A very early view of Williamstown, Port Phillip, in the Colony of New South Wales. It shows most of the settlement’s first primitive buildings, which fronted Nelson’s Place (now Nelson Place) between present-day Thompson and Cole Streets, directly opposite the stone jetty (now the Gem Pier).

William’s Town, as it was originally known, served as Port Phillip’s first anchorage. Its first streets had been laid out during 1837, just some three years before the date of this drawing. Nelson’s Place was the only thoroughfare to speak of, running along the waterfront from north to south. 

The later pencilled note on the back of the drawing refers to William H. Elsum, author of The history of Williamstown : from its first settlement to a city 1834-1934 (Melbourne : Frank S. Young, 1934); the drawing is indeed reproduced in one of the black-and-white plates in his book, where it is captioned An early sketch in Nelson Parade. Elsum does not give any provenance information, although the note on the reverse would imply that the drawing was lent to him for inclusion in his publication. He describes the drawing as follows:

‘The property shown in the sketch had been taken over from the original owner by a Mr. John Jeffreys, an English gentleman. My informant’s father, the late Mr. Arthur S. King, acted as Mr. Jeffrey’s agent in his land transactions. The old building shown in the foreground was a boarding house, and stood where to-day stands the Bay View Hotel, fronting Nelson Place. Behind it is shown the local depot of the Carlton and United Brewery … The larger building at the rear was built by the Langhorne brothers for the purposes of a wool store. It is of bluestone, and stands as solid to-day as at the time of its erection. It is associated with the brutal murder by the infuriated convicts of Superintendent Price … To-day the old edifice is utilised by the brewery as a storehouse. I was shown over the premises by the present manager, Mr. W. Parker, who for many years has been associated (as his late father before him, Mr. T. L. Parker) with the business and other activities in Williamstown, their birthplace. I was shown the solid stone steps worn down by the tread of the convicts during the period when it was used as a stockade; the pillar to which were fastened by chains the unfortunate wretches who had courted punishment for various misdemeanors, and the beam to which was hoisted the battered corpse of the murdered Price, away from the attention of inquisitive rats, pending the arrival of the coroner for the inquest. Reverting to the illustration, on the rest of the property shown facing Nelson Place was later erected a two-storied brick building consisting of four shops.

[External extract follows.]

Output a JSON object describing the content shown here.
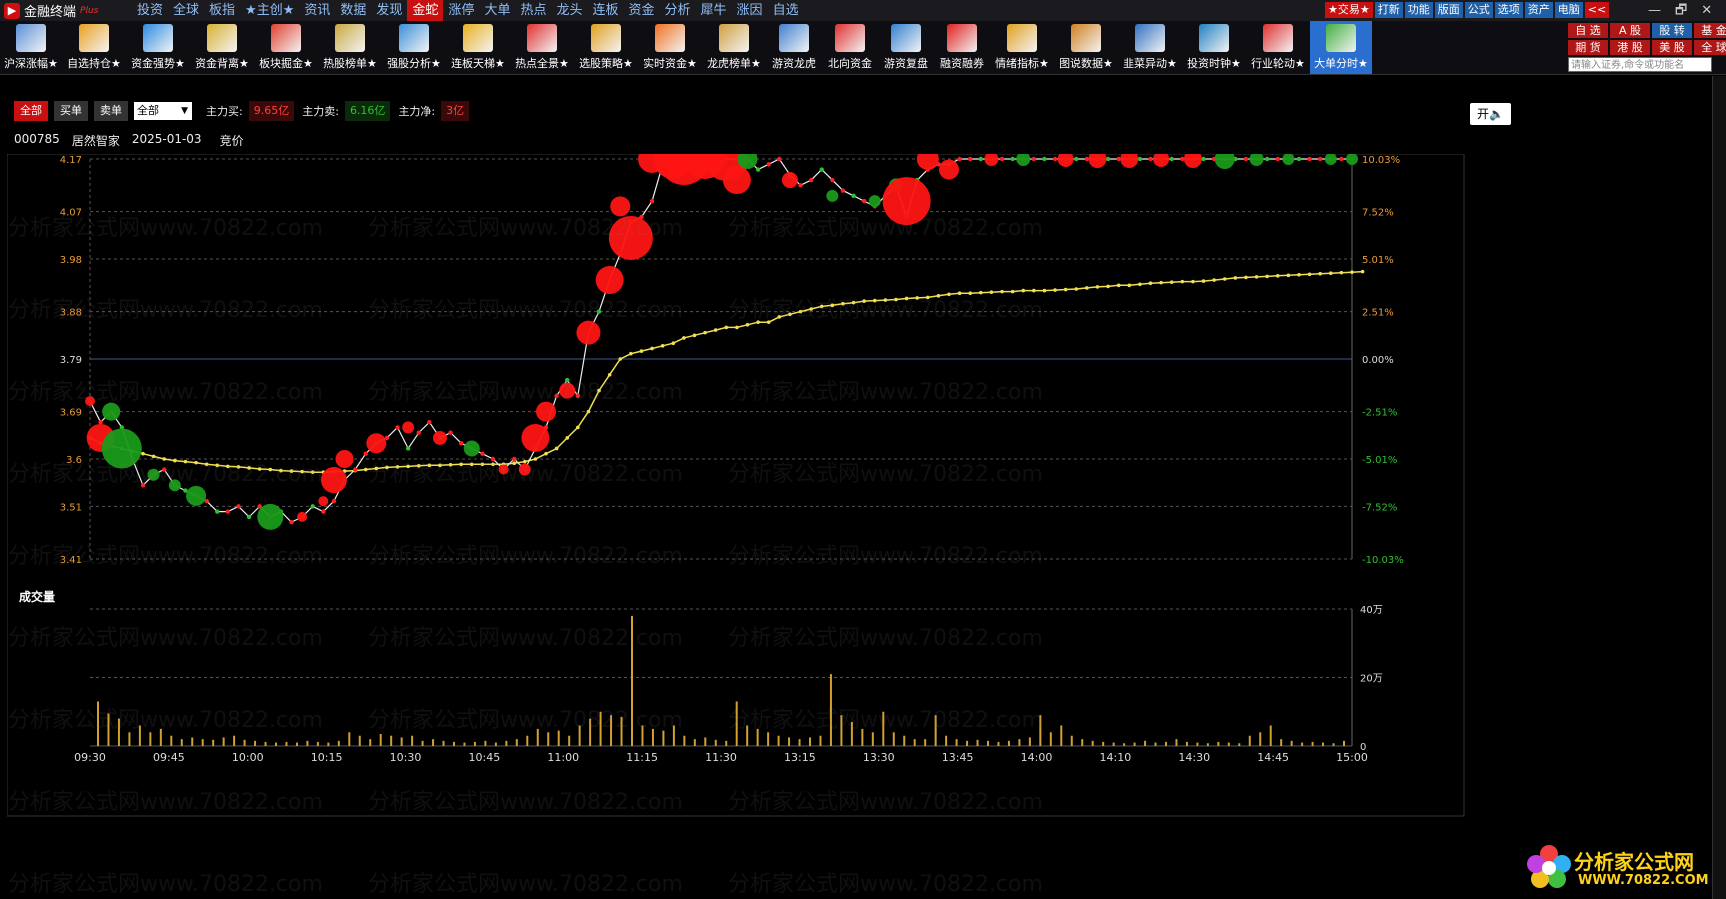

The first of these shops situated on the corner of the lane which to this day leads up to the depot, was occupied for many years by Dunlea and Nicholson, grocers, and afterwards by Mr. Paton, and later Doig and Hall. The original hotel building was of weatherboard, and stood on the vacant land where, in the sketch, what appear to be logs of wood are lying.’ (ibid., pp 19-20).

Elsum further notes that in these early years (1837-1840) ‘the whole dismal environs were haunted continuously by voracious packs of wild dogs and dingoes, whose melancholy howling made night hideous….’ (ibid., p 21)

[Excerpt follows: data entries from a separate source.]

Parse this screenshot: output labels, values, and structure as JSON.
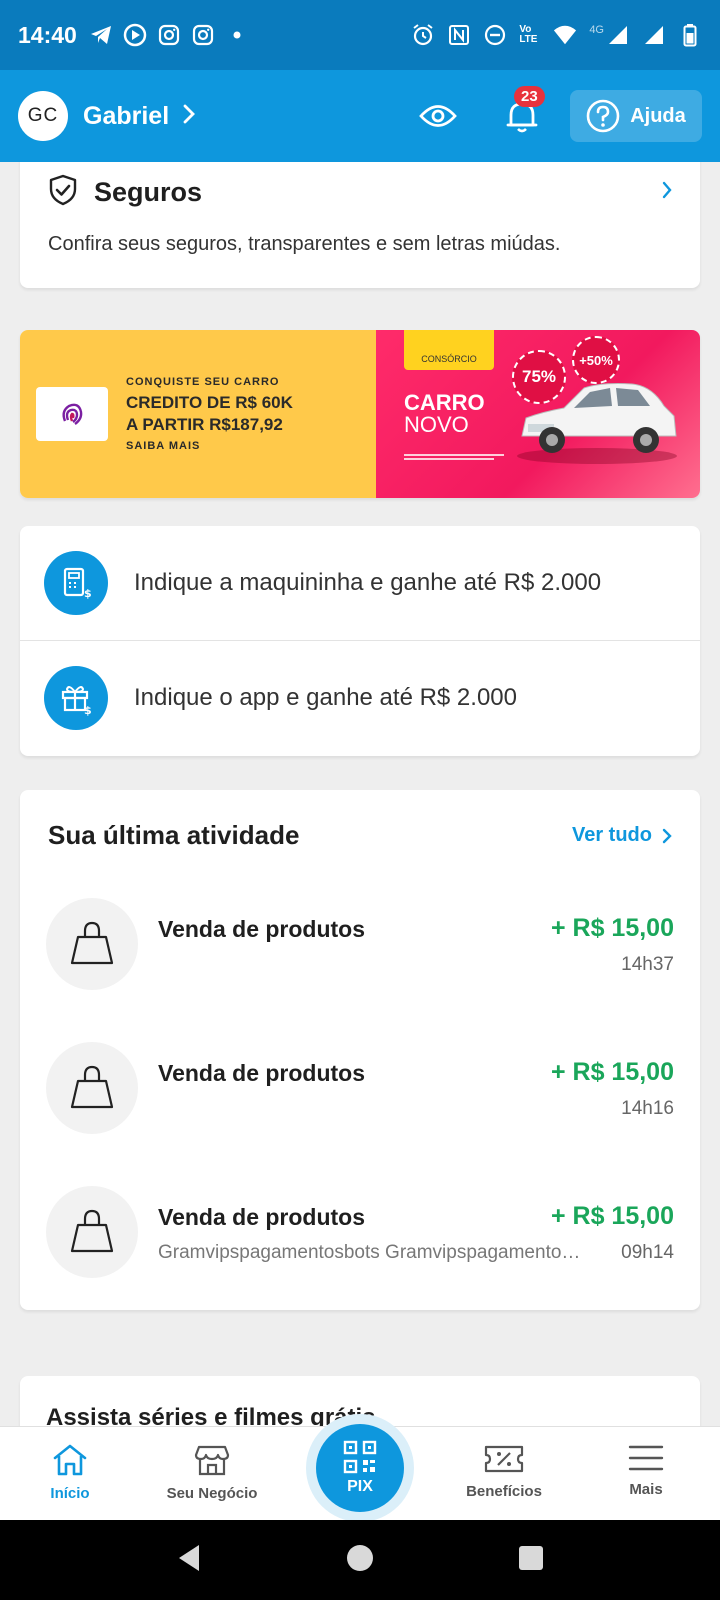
{
  "status_bar": {
    "time": "14:40",
    "network": "4G",
    "volte": "Vo LTE"
  },
  "header": {
    "avatar_initials": "GC",
    "user_name": "Gabriel",
    "notifications_count": "23",
    "help_label": "Ajuda"
  },
  "seguros": {
    "title": "Seguros",
    "description": "Confira seus seguros, transparentes e sem letras miúdas."
  },
  "banner": {
    "line1": "CONQUISTE SEU CARRO",
    "line2": "CREDITO DE R$ 60K",
    "line3": "A PARTIR R$187,92",
    "line4": "SAIBA MAIS",
    "tag": "CONSÓRCIO",
    "carro": "CARRO",
    "novo": "NOVO",
    "stamp1": "75%",
    "stamp2": "+50%"
  },
  "referrals": [
    {
      "text": "Indique a maquininha e ganhe até R$ 2.000"
    },
    {
      "text": "Indique o app e ganhe até R$ 2.000"
    }
  ],
  "activity": {
    "title": "Sua última atividade",
    "see_all": "Ver tudo",
    "items": [
      {
        "name": "Venda de produtos",
        "amount": "+ R$ 15,00",
        "time": "14h37",
        "subtitle": ""
      },
      {
        "name": "Venda de produtos",
        "amount": "+ R$ 15,00",
        "time": "14h16",
        "subtitle": ""
      },
      {
        "name": "Venda de produtos",
        "amount": "+ R$ 15,00",
        "time": "09h14",
        "subtitle": "Gramvipspagamentosbots Gramvipspagamentosbots"
      }
    ]
  },
  "promo": {
    "title": "Assista séries e filmes grátis"
  },
  "bottom_nav": {
    "inicio": "Início",
    "seu_negocio": "Seu Negócio",
    "pix": "PIX",
    "beneficios": "Benefícios",
    "mais": "Mais"
  },
  "colors": {
    "primary": "#0e97dd",
    "status_bar": "#0a7bbd",
    "positive": "#1aa65a",
    "badge": "#e8323c"
  }
}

Plan of Williams Town, Port Phillip, 1840, a manuscript map held in the National Library of Australia (Rex Nan Kivell Collection, MAP NK 10490) was probably made only a few months before the sketch we offer here. It shows that the buildings in the sketch were situated on Allotment 2. Elsum (ibid., pp 11-12) goes into some detail regarding the first Wiiliamstown land sale, which was conducted in Melbourne on 1 June 1837. Up for auction at this sale were the adjacent Allotments 3-9 on Nelson’s Place (see NLA map), which all sold for between £40 and £52 each. According to the annotation on the NLA map, the original cost of Allotment 2 – which must have been sold prior to this sale – was £60.